Rising credit spreads and virtually zero liquidity in bond markets is causing hedge funds to fail to meet margin requirements. As of this week, several new big funds are in trouble. They are being forced to sell bonds and other assets to cover margin calls by their banks. The banks are not presently willing to provide any liquidity to bond and financial markets, as they are in such bad shape themselves. The failure so far of Ambac to get $3 billion in new capital from banks continues to cast them in doubt.

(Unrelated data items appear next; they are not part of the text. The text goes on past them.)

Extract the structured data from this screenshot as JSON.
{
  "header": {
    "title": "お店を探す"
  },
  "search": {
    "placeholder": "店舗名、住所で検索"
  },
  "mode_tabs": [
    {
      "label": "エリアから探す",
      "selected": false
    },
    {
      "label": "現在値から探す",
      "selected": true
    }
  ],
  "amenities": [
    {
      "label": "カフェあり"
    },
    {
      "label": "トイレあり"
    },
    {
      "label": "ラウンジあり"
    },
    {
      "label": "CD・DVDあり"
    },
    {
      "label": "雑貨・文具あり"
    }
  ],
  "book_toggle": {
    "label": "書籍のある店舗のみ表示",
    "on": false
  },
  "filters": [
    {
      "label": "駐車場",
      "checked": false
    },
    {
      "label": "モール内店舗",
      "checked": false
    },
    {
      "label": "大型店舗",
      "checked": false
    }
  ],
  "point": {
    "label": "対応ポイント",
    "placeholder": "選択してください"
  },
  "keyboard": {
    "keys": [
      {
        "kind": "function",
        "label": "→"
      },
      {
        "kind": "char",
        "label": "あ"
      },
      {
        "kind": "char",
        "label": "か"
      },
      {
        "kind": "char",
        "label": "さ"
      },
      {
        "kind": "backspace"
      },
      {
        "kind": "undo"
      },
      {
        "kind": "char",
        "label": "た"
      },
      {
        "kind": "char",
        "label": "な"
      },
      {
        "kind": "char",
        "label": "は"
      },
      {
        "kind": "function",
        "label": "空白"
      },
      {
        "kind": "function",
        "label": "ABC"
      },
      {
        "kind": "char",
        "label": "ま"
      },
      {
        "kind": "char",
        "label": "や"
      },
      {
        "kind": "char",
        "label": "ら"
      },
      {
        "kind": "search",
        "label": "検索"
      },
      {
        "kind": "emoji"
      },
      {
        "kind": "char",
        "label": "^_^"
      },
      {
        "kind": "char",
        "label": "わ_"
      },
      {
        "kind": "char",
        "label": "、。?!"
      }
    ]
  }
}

As a result, the half trillion plus of bonds they insure continue to be at risk of being downgraded. This is causing relentless losses in all levels of bonds, and is putting huge liquidation pressure on any institutions/funds which have these bonds as they get margin calls.

Caution for USD bears

This margin call driven selling can cause relentless financial market selling if things get out of hand. The last time we saw waves of this selling last year, the USD strengthened several points on the USDX. This was because there was cash hoarding by everyone, corporations included, as they had to hoard cash or stop operating. That causes USD hoarding and resultant USD strengthening.

In this situation, there is also USD repatriation as foreign markets are sold. This also causes USD strengthening.

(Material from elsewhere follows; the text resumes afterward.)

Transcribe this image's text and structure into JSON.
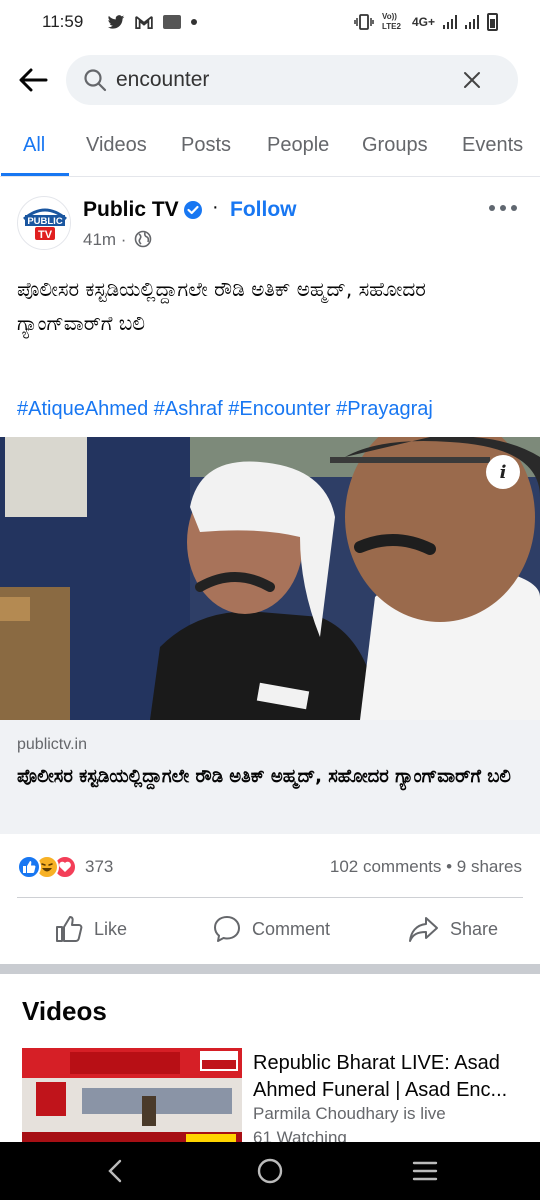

Severe market selling can cause the already bubbly commodity markets, gold, and oil, to sell due to profit taking, and margin calls. As a result, the dicey market situation due to the credit crisis continues.

Gold has rallied heavily immediately after each margin related sell off, however, to new highs. So this is not a call for an enduring gold sell off.

In fact, since gold is 'cash par excellence', gold has benefited quite a bit from flight to cash since the credit crisis started in August.

Our latest alert about these topics

We sent this alert to subscribers today (Friday) on these topics. We provide this as a sample of our alerts:

PrudentSquirrel alert – USD, Euro, Yen


The USD broke below 73 on the USDX as the ECB appears firm on interest rates. However, there is a great deal of pressure on all our trade partners with a falling USD, in

particular the EU to stop the rise of the Euro at over 1.50

The Japanese have stated that they will defend the Yen rate around 103 (they don't want it strengthening either)

If either the ECB/EU and or Japan step in the USD will rally and gold will do some significant profit taking, but its not clear that will happen.

The stance of the EU and the BOJ need to be closely tracked to ascertain if the USD will rally and gold and pretty much many commodities including oil will do some heavy profit taking - that is certainly very due as both gold and oil have risen dramatically, interestingly coinciding exactly with the onset of the credit crisis beginning August when things exploded.

It does not appear that the ECB or BOJ will for sure act to stop the USD decline and they may allow it to stay in the 73 level. If the USD stays in the 73 level its quite likely gold and oil continue their rises -

Credit spreads

There is significant new deterioration in the US credit markets with spreads widening to almost a record. Of course the banks and financials are in trouble and pay a lot for any

credit they get themselves, but also the general corporate credit spreads are widening dramatically - I mean dramatically - in the US

Bond traders have stated this is now as bad or worse than the worst moments of the Aug and Sept credit collapse/market panics

The markets are clearly set up for another dramatic sell off if fund deleveraging and forced selling continues, as has appeared this last week, and the credit panic continues

apace to deteriorate, the banks are not willing to provide liquidity to any bond or credit market, so funds and institutions riding bond values down are having margins called on them and its forcing selling

As far as the USD goes, it can rally significantly due to this factor as rushes to cash and hoarding of cash becomes necessary merely to stay in business, and if markets crash,

flight into cash and repatriation of USD - so this is a very bullish factor for the USD - if there is a big financial panic - which as we know have been on the verge of for



Then Yen carry trade is on the verge of another sell off, and the Yen is rising relentlessly. As we know, that is another bellweather to measure market deleveraging as the Yen carry is a key component.